Entraîner son intestin à tolérer 90 g/h
L'estomac s'entraîne comme les jambes. Le protocole en 4 semaines pour encaisser 90 g/h.

Encaisser 90 g de glucides par heure, ça ne s'improvise pas un dimanche de course : à froid, ton intestin sature bien avant d'y arriver. Mais voici la nouvelle qui change tout : c'est un organe qui s'entraîne, exactement comme tes mollets. Expose-le régulièrement à de gros volumes de glucides, et il multiplie ses transporteurs pour apprendre à en absorber toujours plus. C'est le « gut training », et ça se planifie aussi sérieusement qu'une séance de fractionné.
- L'intestin s'entraîne : plus de transporteurs = plus de glucides absorbés sans troubles.
- Monte par paliers sur 4 semaines, sur tes sorties longues.
- Utilise du glucose + fructose (le duo qui ouvre une 2ᵉ voie).
- Reproduis le jour J : mêmes produits, même timing, mêmes conditions.
- Si ça coince : redescends d'un palier et reste sur tes produits tolérés.
Le pourquoi des g/h et du ratio glucose:fructose est détaillé dans combien de glucides par heure. Ici, on passe à la pratique : on entraîne la machine.
Pourquoi l'intestin s'entraîne
Les glucides ne traversent pas la paroi de ton intestin tout seuls, comme par magie : ils ont besoin de transporteurs (le SGLT1 pour le glucose, le GLUT5 pour le fructose). Et leur nombre n'a rien de figé. En t'exposant régulièrement à de fortes doses, tu augmentes leur densité — surtout du côté du fructose, qui est le vrai facteur limitant. Résultat : ton plafond grimpe des ~60 g/h « de série » vers 90 g/h et au-delà.
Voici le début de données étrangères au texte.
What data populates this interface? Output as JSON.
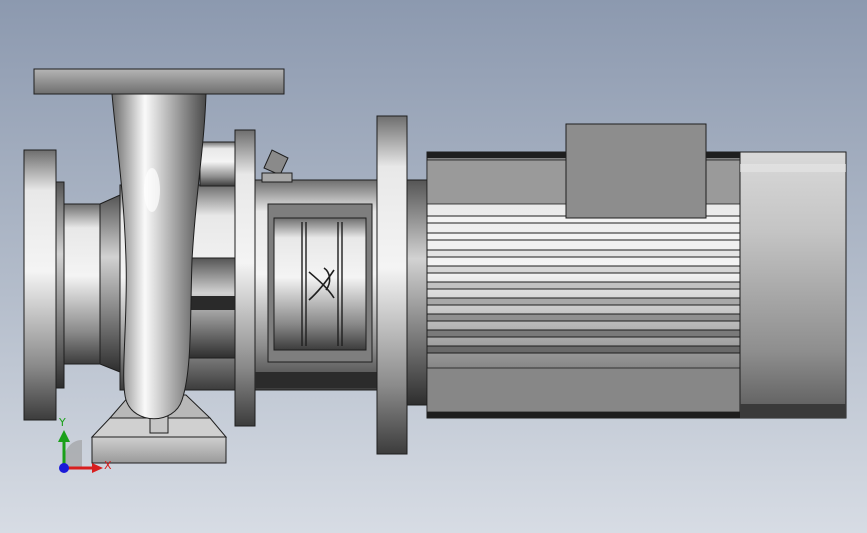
{
  "triad": {
    "y_label": "Y",
    "x_label": "X",
    "y_color": "#1aa01a",
    "x_color": "#d81e1e",
    "origin_color": "#1a1ad8"
  },
  "colors": {
    "background_top": "#8d9ab0",
    "background_bottom": "#d6dbe3",
    "metal_light": "#ececec",
    "metal_mid": "#9a9a9a",
    "metal_dark": "#3a3a3a",
    "outline": "#1e1e1e"
  },
  "icons": {
    "logo": "manufacturer-logo-icon"
  }
}
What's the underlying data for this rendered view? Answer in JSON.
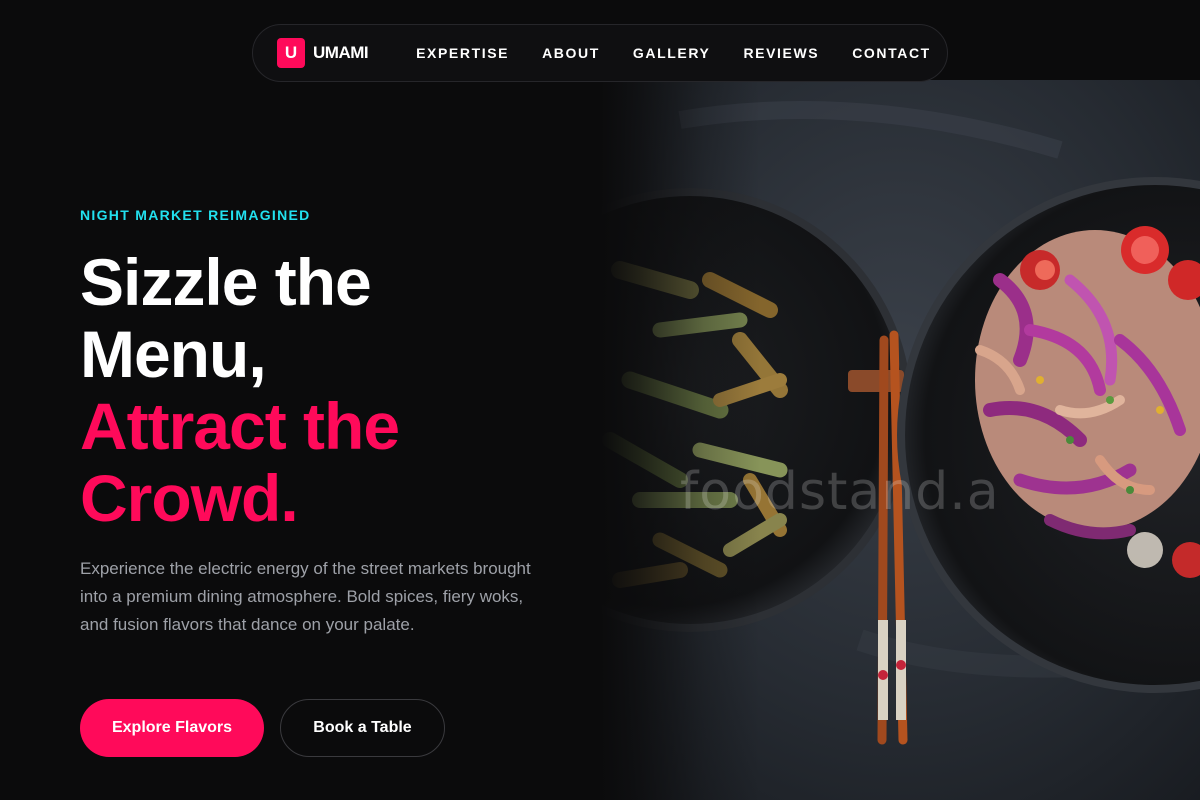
{
  "nav": {
    "brand_mark": "U",
    "brand_name": "UMAMI",
    "links": [
      "EXPERTISE",
      "ABOUT",
      "GALLERY",
      "REVIEWS",
      "CONTACT"
    ]
  },
  "hero": {
    "eyebrow": "NIGHT MARKET REIMAGINED",
    "headline_lines": [
      "Sizzle the",
      "Menu,",
      "Attract the",
      "Crowd."
    ],
    "description": "Experience the electric energy of the street markets brought into a premium dining atmosphere. Bold spices, fiery woks, and fusion flavors that dance on your palate.",
    "primary_cta": "Explore Flavors",
    "secondary_cta": "Book a Table",
    "image_watermark": "foodstand.a"
  },
  "colors": {
    "accent": "#ff0a5a",
    "eyebrow": "#22e1ef",
    "background": "#0b0b0c",
    "body_text": "#9ea1a8"
  }
}
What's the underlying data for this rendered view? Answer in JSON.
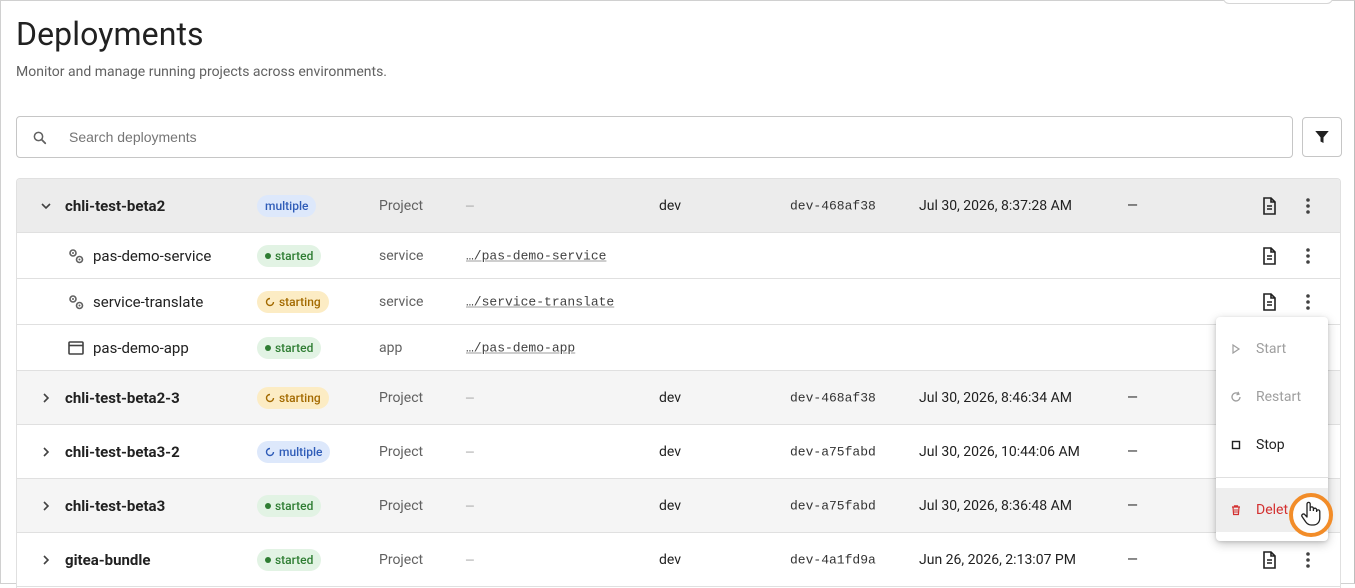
{
  "page": {
    "title": "Deployments",
    "subtitle": "Monitor and manage running projects across environments."
  },
  "search": {
    "placeholder": "Search deployments",
    "value": ""
  },
  "rows": [
    {
      "name": "chli-test-beta2",
      "status": "multiple",
      "kind": "Project",
      "path": "—",
      "env": "dev",
      "version": "dev-468af38",
      "date": "Jul 30, 2026, 8:37:28 AM",
      "extra": "—",
      "expanded": true
    },
    {
      "name": "pas-demo-service",
      "status": "started",
      "kind": "service",
      "path": "…/pas-demo-service"
    },
    {
      "name": "service-translate",
      "status": "starting",
      "kind": "service",
      "path": "…/service-translate"
    },
    {
      "name": "pas-demo-app",
      "status": "started",
      "kind": "app",
      "path": "…/pas-demo-app"
    },
    {
      "name": "chli-test-beta2-3",
      "status": "starting",
      "kind": "Project",
      "path": "—",
      "env": "dev",
      "version": "dev-468af38",
      "date": "Jul 30, 2026, 8:46:34 AM",
      "extra": "—"
    },
    {
      "name": "chli-test-beta3-2",
      "status": "multiple",
      "kind": "Project",
      "path": "—",
      "env": "dev",
      "version": "dev-a75fabd",
      "date": "Jul 30, 2026, 10:44:06 AM",
      "extra": "—"
    },
    {
      "name": "chli-test-beta3",
      "status": "started",
      "kind": "Project",
      "path": "—",
      "env": "dev",
      "version": "dev-a75fabd",
      "date": "Jul 30, 2026, 8:36:48 AM",
      "extra": "—"
    },
    {
      "name": "gitea-bundle",
      "status": "started",
      "kind": "Project",
      "path": "—",
      "env": "dev",
      "version": "dev-4a1fd9a",
      "date": "Jun 26, 2026, 2:13:07 PM",
      "extra": "—"
    }
  ],
  "menu": {
    "start": "Start",
    "restart": "Restart",
    "stop": "Stop",
    "delete": "Delete",
    "delete_visible": "Delet"
  },
  "colors": {
    "multiple": "#2f5cb8",
    "started": "#2e7d32",
    "starting": "#a36a00",
    "danger": "#d32f2f",
    "cursor_ring": "#f28c28"
  },
  "icons": {
    "search": "search-icon",
    "filter": "filter-icon",
    "expand": "chevron-icon",
    "service": "gears-icon",
    "app": "window-icon",
    "logs": "document-icon",
    "more": "more-vertical-icon"
  }
}
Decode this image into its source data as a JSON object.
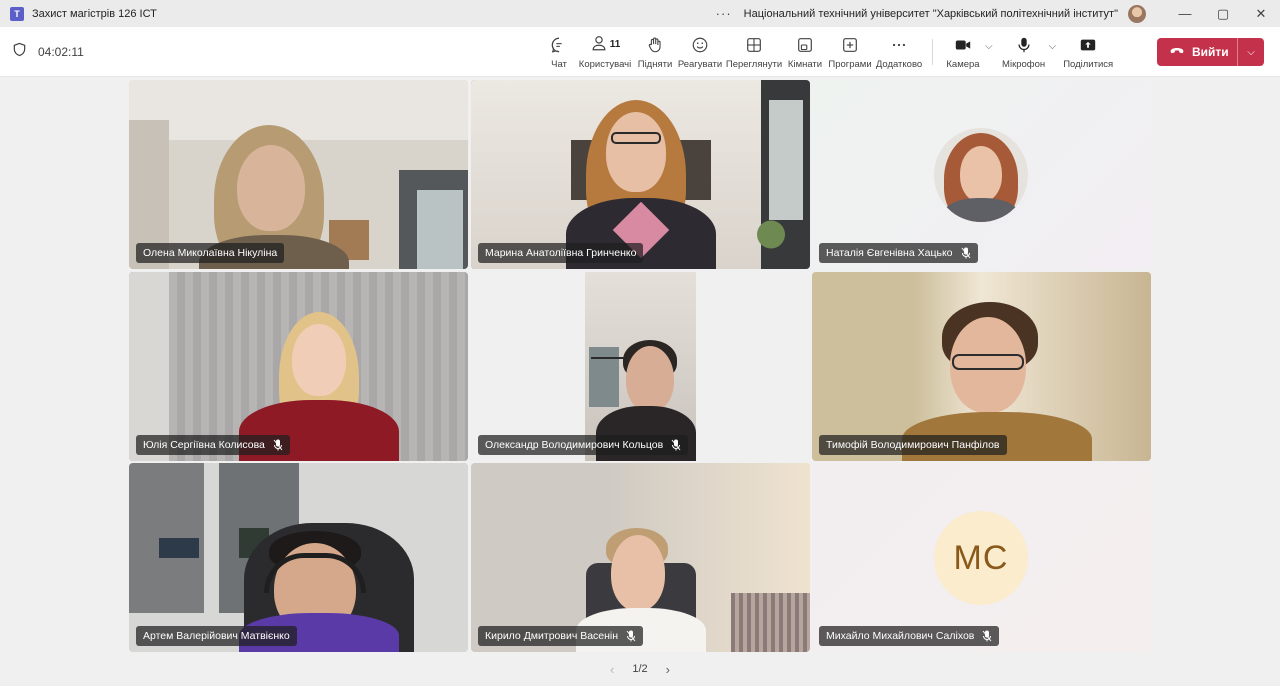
{
  "window": {
    "title": "Захист магістрів 126 ІСТ",
    "organization": "Національний технічний університет \"Харківський політехнічний інститут\"",
    "more": "···",
    "controls": {
      "minimize": "—",
      "restore": "▢",
      "close": "✕"
    }
  },
  "toolbar": {
    "timer": "04:02:11",
    "buttons": {
      "chat": "Чат",
      "people": "Користувачі",
      "people_count": "11",
      "raise": "Підняти",
      "react": "Реагувати",
      "view": "Переглянути",
      "rooms": "Кімнати",
      "apps": "Програми",
      "more": "Додатково",
      "camera": "Камера",
      "mic": "Мікрофон",
      "share": "Поділитися"
    },
    "leave": "Вийти",
    "leave_color": "#c4314b"
  },
  "participants": [
    {
      "name": "Олена Миколаївна Нікуліна",
      "muted": false
    },
    {
      "name": "Марина Анатоліївна Гринченко",
      "muted": false,
      "speaking": true
    },
    {
      "name": "Наталія Євгенівна Хацько",
      "muted": true
    },
    {
      "name": "Юлія Сергіївна Колисова",
      "muted": true
    },
    {
      "name": "Олександр Володимирович Кольцов",
      "muted": true
    },
    {
      "name": "Тимофій Володимирович Панфілов",
      "muted": false
    },
    {
      "name": "Артем Валерійович Матвієнко",
      "muted": false
    },
    {
      "name": "Кирило Дмитрович Васенін",
      "muted": true
    },
    {
      "name": "Михайло Михайлович Саліхов",
      "muted": true,
      "initials": "МС"
    }
  ],
  "pager": {
    "prev": "‹",
    "label": "1/2",
    "next": "›"
  },
  "colors": {
    "accent": "#6264a7",
    "leave": "#c4314b",
    "initials_bg": "#fbecce",
    "initials_text": "#8a5a1a"
  }
}
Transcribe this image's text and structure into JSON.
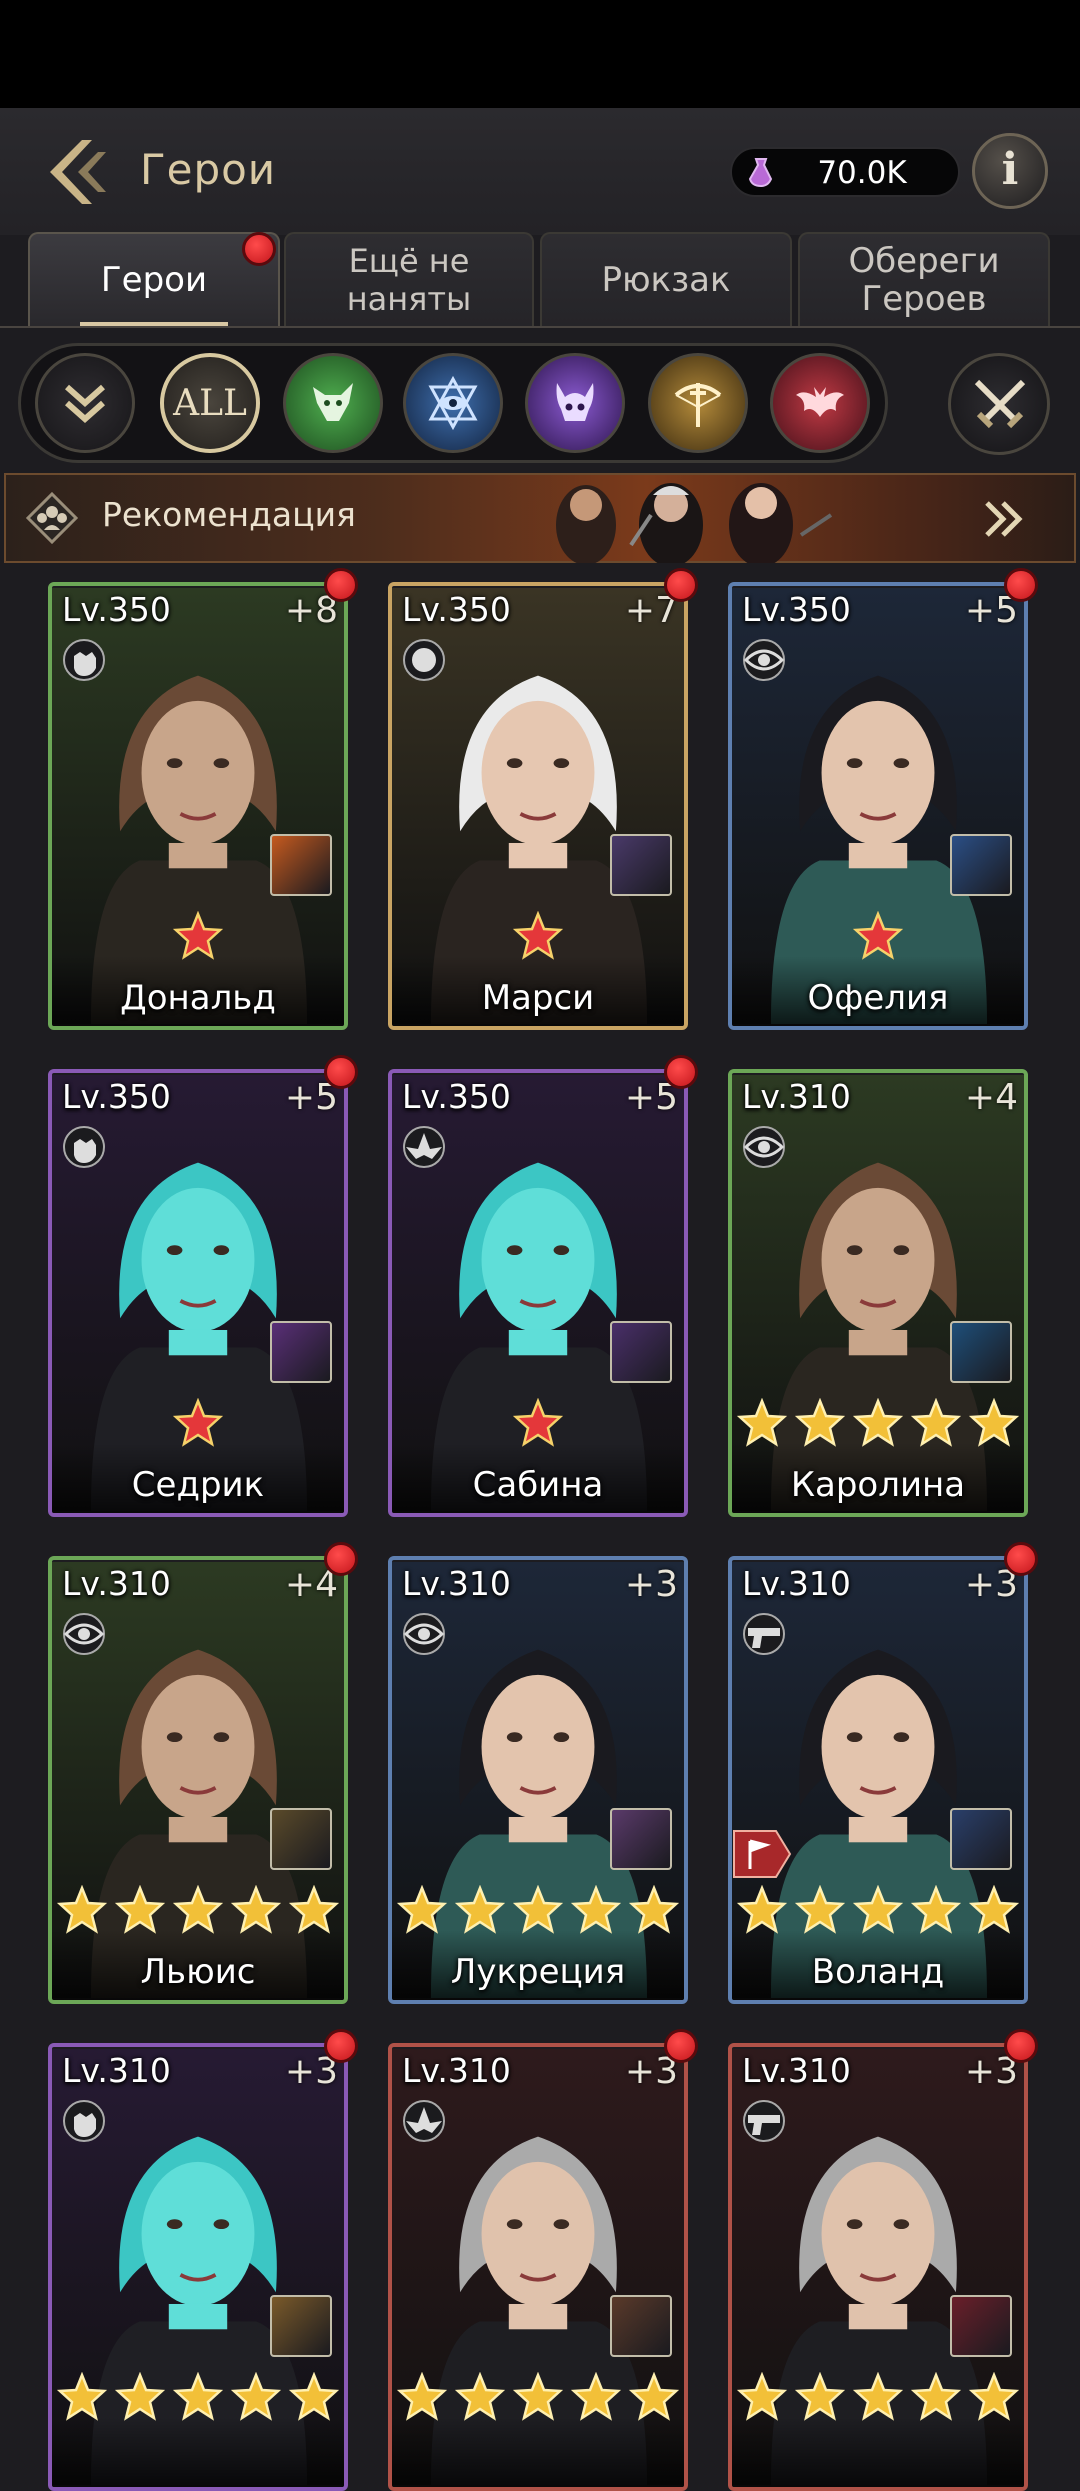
{
  "header": {
    "title": "Герои",
    "currency": "70.0K"
  },
  "tabs": [
    {
      "label": "Герои",
      "active": true,
      "badge": true
    },
    {
      "label": "Ещё не наняты"
    },
    {
      "label": "Рюкзак"
    },
    {
      "label": "Обереги Героев"
    }
  ],
  "filters": [
    "collapse",
    "ALL",
    "beast",
    "eye",
    "demon",
    "hunter",
    "vampire"
  ],
  "filter_all_label": "ALL",
  "recommend": {
    "label": "Рекомендация"
  },
  "heroes": [
    {
      "level": "Lv.350",
      "plus": "+8",
      "name": "Дональд",
      "frame": "green",
      "stars": 1,
      "star_color": "red",
      "badge": true
    },
    {
      "level": "Lv.350",
      "plus": "+7",
      "name": "Марси",
      "frame": "gold",
      "stars": 1,
      "star_color": "red",
      "badge": true
    },
    {
      "level": "Lv.350",
      "plus": "+5",
      "name": "Офелия",
      "frame": "blue",
      "stars": 1,
      "star_color": "red",
      "badge": true
    },
    {
      "level": "Lv.350",
      "plus": "+5",
      "name": "Седрик",
      "frame": "purple",
      "stars": 1,
      "star_color": "red",
      "badge": true
    },
    {
      "level": "Lv.350",
      "plus": "+5",
      "name": "Сабина",
      "frame": "purple",
      "stars": 1,
      "star_color": "red",
      "badge": true
    },
    {
      "level": "Lv.310",
      "plus": "+4",
      "name": "Каролина",
      "frame": "green",
      "stars": 5,
      "star_color": "gold",
      "badge": false
    },
    {
      "level": "Lv.310",
      "plus": "+4",
      "name": "Льюис",
      "frame": "green",
      "stars": 5,
      "star_color": "gold",
      "badge": true
    },
    {
      "level": "Lv.310",
      "plus": "+3",
      "name": "Лукреция",
      "frame": "blue",
      "stars": 5,
      "star_color": "gold",
      "badge": false
    },
    {
      "level": "Lv.310",
      "plus": "+3",
      "name": "Воланд",
      "frame": "blue",
      "stars": 5,
      "star_color": "gold",
      "badge": true
    },
    {
      "level": "Lv.310",
      "plus": "+3",
      "name": "",
      "frame": "purple",
      "stars": 5,
      "star_color": "gold",
      "badge": true
    },
    {
      "level": "Lv.310",
      "plus": "+3",
      "name": "",
      "frame": "red",
      "stars": 5,
      "star_color": "gold",
      "badge": true
    },
    {
      "level": "Lv.310",
      "plus": "+3",
      "name": "",
      "frame": "red",
      "stars": 5,
      "star_color": "gold",
      "badge": true
    }
  ],
  "colors": {
    "accent": "#d8c7a3",
    "badge": "#e0262c",
    "frame_green": "#6ca757",
    "frame_gold": "#c9a463",
    "frame_blue": "#5e7fb0",
    "frame_purple": "#8a5ab6",
    "frame_red": "#b05248"
  }
}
Le protocole en 4 semaines
L'idée, c'est une montée tout en douceur, calée sur tes sorties longues du week-end :
| Semaine | Objectif | Comment |
|---|---|---|
| 1 | 40 g/h | Une prise toutes les ~40 min, sur la sortie longue |
| 2 | 60 g/h | Alterne gels et boisson, prises plus rapprochées |
| 3 | 75 g/h | Dont une sortie à allure spécifique course |
| 4 | 90 g/h | Sur la sortie clé, exactement comme le jour J |
Quoi utiliser (et comment doser)
- Glucose + fructose : gels en ratio 2:1 ou 1:0,8, boissons glucidiques — le duo qui repousse le plafond.
- Varie les formats : un mix gel + boisson passe souvent mieux qu'une source unique.
- Bois assez : un gel avalé sans eau reste concentré dans l'estomac.
- Reproduis les conditions : même chaleur, même allure, mêmes produits que la course.
Si ça coince
Choisis des produits bien tolérés
À doses élevées, le choix du produit fait toute la différence : à grammage strictement égal, certains passent nettement mieux que d'autres. C'est exactement ce que mesure l'indice de tolérance Carburance — et voici les gels les mieux notés :



Questions fréquentes
- Combien de temps pour entraîner son intestin ?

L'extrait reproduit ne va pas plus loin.